A European academic who returned to China a week before the ban took effect described the process to Science. His temperature was taken twice during the flight, and he filled out a form detailing his recent whereabouts, the health status of family members and colleagues, and his use of medications. Another temperature check followed at the Beijing airport, after which the scholar—who asked not to be identified—was escorted to his own apartment for a 14-day quarantine. A community official pasted a quarantine notice across the door jamb, which was removed and replaced for grocery deliveries. Authorities ordered him to a “quarantine hotel” three days later, after a fellow passenger on the plane turned positive for COVID-19. The academic remains “very understanding,” and says he was well-treated. (He says he also got a lot of work done on COVID-19-related economic studies.)

China’s strategy “seems to have been effective thus far in preventing a resurgence,” says Benjamin Anderson, an epidemiologist at Duke Kunshan University in China.

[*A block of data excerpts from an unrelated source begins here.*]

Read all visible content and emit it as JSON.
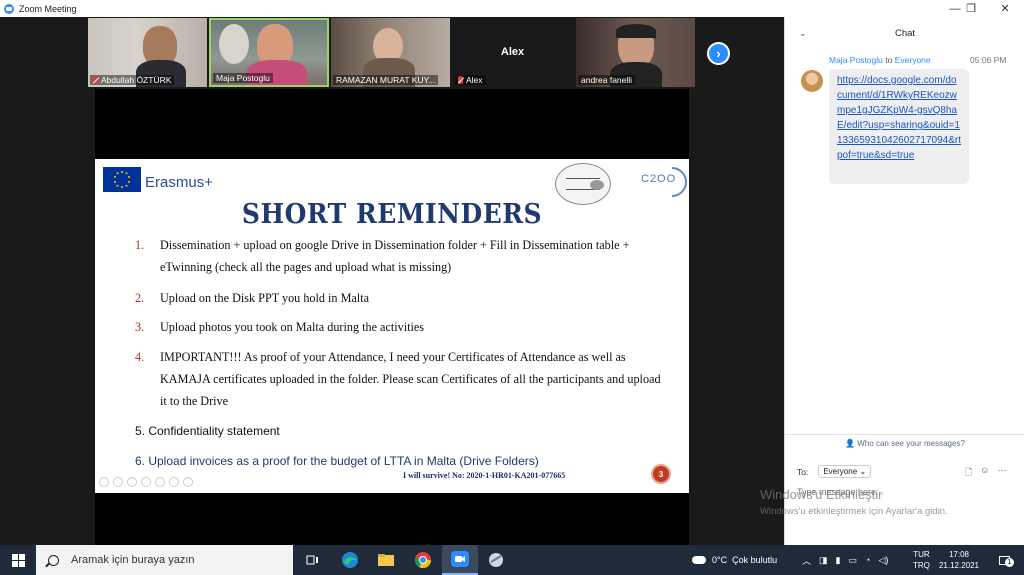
{
  "window": {
    "title": "Zoom Meeting",
    "minimize": "—",
    "maximize": "❐",
    "close": "✕"
  },
  "participants": [
    {
      "name": "Abdullah ÖZTÜRK",
      "muted": true
    },
    {
      "name": "Maja Postoglu",
      "muted": false
    },
    {
      "name": "RAMAZAN MURAT KUY...",
      "muted": true
    },
    {
      "name": "Alex",
      "muted": true,
      "video": false,
      "center_label": "Alex"
    },
    {
      "name": "andrea fanelli",
      "muted": false
    }
  ],
  "slide": {
    "brand": "Erasmus+",
    "partner_logo": "C2OO",
    "title": "SHORT REMINDERS",
    "items": [
      {
        "num": "1.",
        "text": "Dissemination + upload on google Drive in Dissemination folder + Fill in Dissemination table + eTwinning (check all the pages and upload what is missing)"
      },
      {
        "num": "2.",
        "text": " Upload on the Disk PPT you hold in Malta"
      },
      {
        "num": "3.",
        "text": "Upload photos you took on Malta during the activities"
      },
      {
        "num": "4.",
        "text": "IMPORTANT!!! As proof of your Attendance, I need your Certificates of Attendance as well as KAMAJA certificates uploaded in the folder. Please scan Certificates of all the participants and upload it to the Drive"
      }
    ],
    "item5": "5. Confidentiality statement",
    "item6": "6. Upload invoices as a proof for the budget of LTTA in Malta (Drive Folders)",
    "footer": "I will survive! No: 2020-1-HR01-KA201-077665",
    "page_number": "3"
  },
  "chat": {
    "title": "Chat",
    "sender": "Maja Postoglu",
    "to_word": "to",
    "recipient": "Everyone",
    "time": "05:06 PM",
    "link_lines": [
      "https://docs.google.com",
      "/document/d/1RWkyREK",
      "eozwmpe1gJGZKpW4-",
      "gsvQ8haE/edit?",
      "usp=sharing&ouid=",
      "11336593104260271709",
      "4&rtpof=true&sd=true"
    ],
    "who_can_see": "Who can see your messages?",
    "to_label": "To:",
    "to_value": "Everyone",
    "input_placeholder": "Type message here..."
  },
  "watermark": {
    "line1": "Windows'u Etkinleştir",
    "line2": "Windows'u etkinleştirmek için Ayarlar'a gidin."
  },
  "taskbar": {
    "search_placeholder": "Aramak için buraya yazın",
    "weather": "0°C  Çok bulutlu",
    "lang_top": "TUR",
    "lang_bottom": "TRQ",
    "time": "17:08",
    "date": "21.12.2021",
    "notifications": "1"
  }
}
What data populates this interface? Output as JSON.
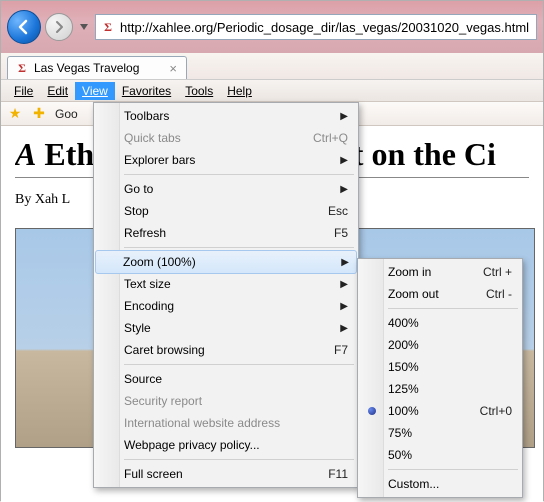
{
  "nav": {
    "url": "http://xahlee.org/Periodic_dosage_dir/las_vegas/20031020_vegas.html",
    "site_icon_glyph": "Σ"
  },
  "tab": {
    "icon_glyph": "Σ",
    "title": "Las Vegas Travelog"
  },
  "menubar": {
    "file": "File",
    "edit": "Edit",
    "view": "View",
    "favorites": "Favorites",
    "tools": "Tools",
    "help": "Help"
  },
  "favbar": {
    "item1": "Goo"
  },
  "page": {
    "heading_prefix_italic": "A",
    "heading_rest": " Ethnographer's Report on the Ci",
    "byline": "By Xah L"
  },
  "viewmenu": {
    "toolbars": "Toolbars",
    "quicktabs": "Quick tabs",
    "quicktabs_sc": "Ctrl+Q",
    "explorerbars": "Explorer bars",
    "goto": "Go to",
    "stop": "Stop",
    "stop_sc": "Esc",
    "refresh": "Refresh",
    "refresh_sc": "F5",
    "zoom": "Zoom (100%)",
    "textsize": "Text size",
    "encoding": "Encoding",
    "style": "Style",
    "caret": "Caret browsing",
    "caret_sc": "F7",
    "source": "Source",
    "security": "Security report",
    "intl": "International website address",
    "privacy": "Webpage privacy policy...",
    "fullscreen": "Full screen",
    "fullscreen_sc": "F11"
  },
  "zoommenu": {
    "zoomin": "Zoom in",
    "zoomin_sc": "Ctrl +",
    "zoomout": "Zoom out",
    "zoomout_sc": "Ctrl -",
    "p400": "400%",
    "p200": "200%",
    "p150": "150%",
    "p125": "125%",
    "p100": "100%",
    "p100_sc": "Ctrl+0",
    "p75": "75%",
    "p50": "50%",
    "custom": "Custom..."
  }
}
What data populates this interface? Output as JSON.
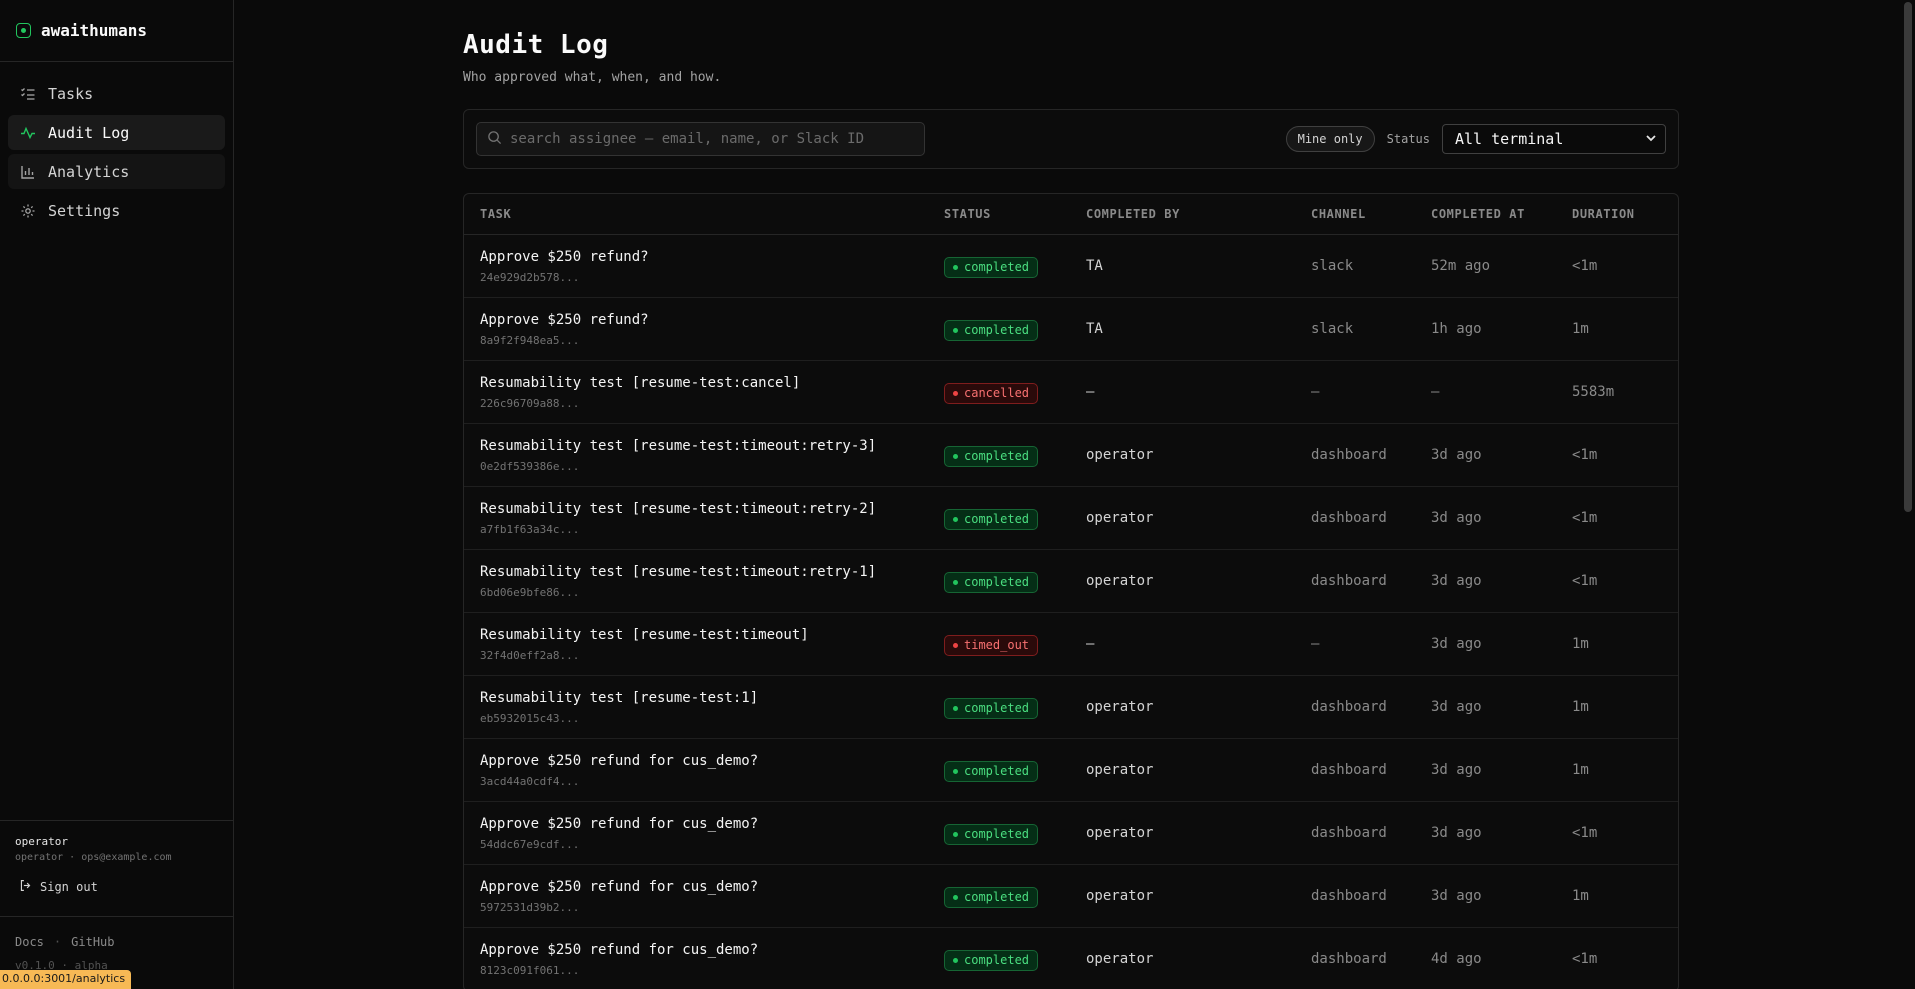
{
  "brand": {
    "name": "awaithumans"
  },
  "nav": [
    {
      "label": "Tasks",
      "icon": "list-check-icon",
      "name": "sidebar-item-tasks",
      "state": ""
    },
    {
      "label": "Audit Log",
      "icon": "activity-icon",
      "name": "sidebar-item-audit-log",
      "state": "active"
    },
    {
      "label": "Analytics",
      "icon": "bar-chart-icon",
      "name": "sidebar-item-analytics",
      "state": "hover"
    },
    {
      "label": "Settings",
      "icon": "gear-icon",
      "name": "sidebar-item-settings",
      "state": ""
    }
  ],
  "user": {
    "name": "operator",
    "meta": "operator · ops@example.com",
    "signout": "Sign out"
  },
  "footer": {
    "docs": "Docs",
    "sep": "·",
    "github": "GitHub",
    "version": "v0.1.0 · alpha"
  },
  "status_url": "0.0.0.0:3001/analytics",
  "page": {
    "title": "Audit Log",
    "subtitle": "Who approved what, when, and how."
  },
  "filters": {
    "search_placeholder": "search assignee — email, name, or Slack ID",
    "mine_only": "Mine only",
    "status_label": "Status",
    "status_value": "All terminal"
  },
  "table": {
    "headers": [
      "TASK",
      "STATUS",
      "COMPLETED BY",
      "CHANNEL",
      "COMPLETED AT",
      "DURATION"
    ],
    "rows": [
      {
        "task": "Approve $250 refund?",
        "id": "24e929d2b578...",
        "status": "completed",
        "by": "TA",
        "channel": "slack",
        "at": "52m ago",
        "duration": "<1m"
      },
      {
        "task": "Approve $250 refund?",
        "id": "8a9f2f948ea5...",
        "status": "completed",
        "by": "TA",
        "channel": "slack",
        "at": "1h ago",
        "duration": "1m"
      },
      {
        "task": "Resumability test [resume-test:cancel]",
        "id": "226c96709a88...",
        "status": "cancelled",
        "by": "—",
        "channel": "—",
        "at": "—",
        "duration": "5583m"
      },
      {
        "task": "Resumability test [resume-test:timeout:retry-3]",
        "id": "0e2df539386e...",
        "status": "completed",
        "by": "operator",
        "channel": "dashboard",
        "at": "3d ago",
        "duration": "<1m"
      },
      {
        "task": "Resumability test [resume-test:timeout:retry-2]",
        "id": "a7fb1f63a34c...",
        "status": "completed",
        "by": "operator",
        "channel": "dashboard",
        "at": "3d ago",
        "duration": "<1m"
      },
      {
        "task": "Resumability test [resume-test:timeout:retry-1]",
        "id": "6bd06e9bfe86...",
        "status": "completed",
        "by": "operator",
        "channel": "dashboard",
        "at": "3d ago",
        "duration": "<1m"
      },
      {
        "task": "Resumability test [resume-test:timeout]",
        "id": "32f4d0eff2a8...",
        "status": "timed_out",
        "by": "—",
        "channel": "—",
        "at": "3d ago",
        "duration": "1m"
      },
      {
        "task": "Resumability test [resume-test:1]",
        "id": "eb5932015c43...",
        "status": "completed",
        "by": "operator",
        "channel": "dashboard",
        "at": "3d ago",
        "duration": "1m"
      },
      {
        "task": "Approve $250 refund for cus_demo?",
        "id": "3acd44a0cdf4...",
        "status": "completed",
        "by": "operator",
        "channel": "dashboard",
        "at": "3d ago",
        "duration": "1m"
      },
      {
        "task": "Approve $250 refund for cus_demo?",
        "id": "54ddc67e9cdf...",
        "status": "completed",
        "by": "operator",
        "channel": "dashboard",
        "at": "3d ago",
        "duration": "<1m"
      },
      {
        "task": "Approve $250 refund for cus_demo?",
        "id": "5972531d39b2...",
        "status": "completed",
        "by": "operator",
        "channel": "dashboard",
        "at": "3d ago",
        "duration": "1m"
      },
      {
        "task": "Approve $250 refund for cus_demo?",
        "id": "8123c091f061...",
        "status": "completed",
        "by": "operator",
        "channel": "dashboard",
        "at": "4d ago",
        "duration": "<1m"
      }
    ]
  },
  "colors": {
    "accent": "#22c55e",
    "danger": "#ef4444",
    "background": "#0a0a0a"
  }
}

But with the virus now circulating around the world, “repeated importations to China will inevitably lead to local transmission,” says Cowling. “Authorities will need to get on top of the cases very quickly,” he says, in a game of whack-a-mole. Remaining pockets of local infection could be a problem as well, says Ira Longini, a disease modeler at the University of Florida. “The models say the disease will come back once the restrictions are lifted. I hope that’s not correct, but I can’t imagine why it wouldn’t be,” Longini says.

Much is at stake. Economists predict China’s GDP may shrink 10% in the first quarter of this year, the worst contraction since 1976. With Europe and America wrestling with their own epidemics, demand for China’s manufactured goods has collapsed—aside from masks and medical equipment and supplies. Recurring COVID-19 outbreaks in China would compound the damage.

The Chinese strategy is aimed at buying time until a vaccine or drugs are available, says George Gao, director of the Chinese Center for Disease Control and Prevention. A group led by Chen Wei of the Beijing-based Academy of Military Medical Sciences has already started a phase I-study of a candidate vaccine, according to China Daily. Trials are expected to last at least through the end of this year. Dozens of other vaccine studies are underway around the world.

Ding, who lived in Beijing through the worst of the crisis, believes China can keep its guard up until these efforts bear fruit. While minor flare-ups could happen any time, he says, a large-scale reemergence of COVID-19 “is very unlikely given what we have learned.”